Minimum detectable effect size for main outcomes (accounting for sample
design and clustering)
We use results from a pilot study on Prolific to calculate the minimum detectable effect size, assuming a Type I error rate of 5%, 80% power, a mean score of 50 (out of 100), and a standard deviation of 30. To be conservative, we use a slightly higher standard deviation than what was observed in the pilot study. The treatment-to-control ratio is 3:1, reflecting our design with three treatment arms and one control group.
We will target 800-1,000 complete responses. With a sample size of 800, the minimum detectable effect size is 10 percentage points (p.p.), meaning the treated group must improve by at least 10 p.p. more than the control group for the effect to be detectable.

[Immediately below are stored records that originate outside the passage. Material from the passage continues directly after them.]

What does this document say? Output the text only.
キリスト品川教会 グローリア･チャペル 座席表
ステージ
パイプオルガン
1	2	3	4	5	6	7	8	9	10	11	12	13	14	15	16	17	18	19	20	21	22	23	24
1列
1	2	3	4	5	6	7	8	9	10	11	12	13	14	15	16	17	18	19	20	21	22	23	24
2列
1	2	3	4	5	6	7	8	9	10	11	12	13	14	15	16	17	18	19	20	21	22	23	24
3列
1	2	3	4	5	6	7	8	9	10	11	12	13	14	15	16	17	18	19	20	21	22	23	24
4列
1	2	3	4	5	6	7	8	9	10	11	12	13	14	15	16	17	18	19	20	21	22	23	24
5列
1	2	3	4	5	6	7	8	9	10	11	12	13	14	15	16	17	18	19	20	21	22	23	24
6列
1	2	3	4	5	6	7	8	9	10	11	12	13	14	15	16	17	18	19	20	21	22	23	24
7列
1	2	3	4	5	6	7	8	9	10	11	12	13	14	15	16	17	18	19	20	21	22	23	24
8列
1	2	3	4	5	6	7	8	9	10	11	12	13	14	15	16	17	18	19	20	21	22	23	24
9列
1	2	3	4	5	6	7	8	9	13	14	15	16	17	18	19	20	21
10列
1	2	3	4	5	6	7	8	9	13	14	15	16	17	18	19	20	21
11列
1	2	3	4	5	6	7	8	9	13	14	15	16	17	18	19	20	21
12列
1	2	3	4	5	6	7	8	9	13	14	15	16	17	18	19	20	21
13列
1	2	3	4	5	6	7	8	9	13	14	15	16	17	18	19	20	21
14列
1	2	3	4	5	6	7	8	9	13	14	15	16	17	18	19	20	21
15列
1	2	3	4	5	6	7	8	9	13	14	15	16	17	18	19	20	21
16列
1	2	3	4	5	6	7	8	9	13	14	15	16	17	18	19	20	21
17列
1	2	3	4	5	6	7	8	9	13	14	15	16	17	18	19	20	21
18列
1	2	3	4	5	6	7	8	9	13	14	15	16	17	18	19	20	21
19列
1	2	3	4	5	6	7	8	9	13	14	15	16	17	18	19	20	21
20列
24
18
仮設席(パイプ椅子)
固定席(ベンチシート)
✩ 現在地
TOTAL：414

As the sample size increases, the minimum detectable effect decreases: with 1,000 observations, it drops to 9 p.p.; with 1,200 and 1,400 observations, it decreases further to 8 p.p.; and with 1,600 observations, it reaches 7 p.p.

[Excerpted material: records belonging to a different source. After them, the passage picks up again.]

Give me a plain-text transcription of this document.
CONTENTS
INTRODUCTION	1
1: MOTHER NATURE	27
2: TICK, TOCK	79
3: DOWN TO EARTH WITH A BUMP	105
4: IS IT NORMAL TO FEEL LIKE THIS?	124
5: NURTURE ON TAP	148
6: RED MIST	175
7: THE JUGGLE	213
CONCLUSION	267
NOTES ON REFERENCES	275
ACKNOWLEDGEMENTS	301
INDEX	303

We plan to examine the correlation between participants' willingness to pay for each treatment and their baseline score in the financial decision-making task, then test whether these correlations differ across treatments. Due to funding constraints that limit our sample size, we do not expect to be adequately powered to detect differences in the slope of the demand curve across the different versions of the education material at conventional significance levels. Based on our power calculations, with a sample of 800 to 1,000 participants, we can only detect differences in correlations of approximately 15–20 percentage points or more–that is, the correlation between the baseline financial literacy score and the willingness to pay would need to differ by at least 15–20 percentage points across treatments to be statistically detectable. We believe such large differences are unlikely given the similar nature of the education materials. We may be able to detect differences in demand for the different types of education materials when we bin the groups (for example by high and low baseline ability).